Емелька согласился, и они бесшумно юркнули за угол дома. Там росла высокая крапива, и Костя шарахнулся в сторону, завизжал от боли. Старшой встряхнул его за плечо:
- Молчи, неженка! Ты всю операцию испортишь.
- А если кусается. У меня ноги босые, я как будто в кипяток ступил! - Он выглянул из-за угла и предостерегающе вскинул руку: - Тс-с… Прямо в осоку направляется…
Привстав на цыпочки, Емелька тоже глянул на реку: челнок с черным гребцом на корме уже скрывался в густых зарослях осоки. Костик озабоченно обернулся к Старшому:
- Что будем делать?
- Подождем.
- Так нам же ничего не видно.
- Не будет же он до утра сидеть в осоке. Комары загрызут. Выйдет на берег, а там посмотрим.

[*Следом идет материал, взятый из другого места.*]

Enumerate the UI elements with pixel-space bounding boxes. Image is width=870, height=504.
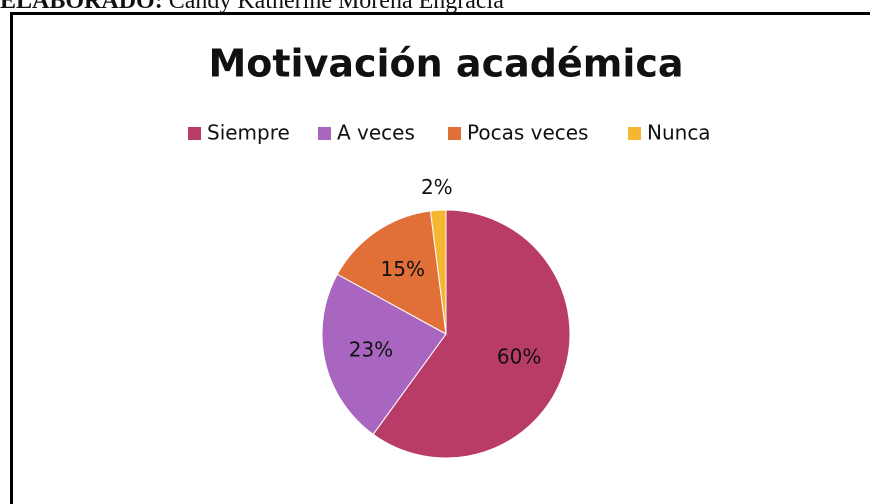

Они ждали долго, отгоняя, со злостью давя назойливых комаров, и Емелька уже собирался дать «отбой», признав, что «операция» не удалась, но из-за ветвей старой вербы, склоненных над берегом, вышел, словно бы крадучись, мужчина. Он ступил на открытый скат берега, и его с головы до ног осветила полная луна. Шел он босой, в одних трусах, и - что заставило приятелей притаиться и не дышать - направлялся к дому деда Митрофана.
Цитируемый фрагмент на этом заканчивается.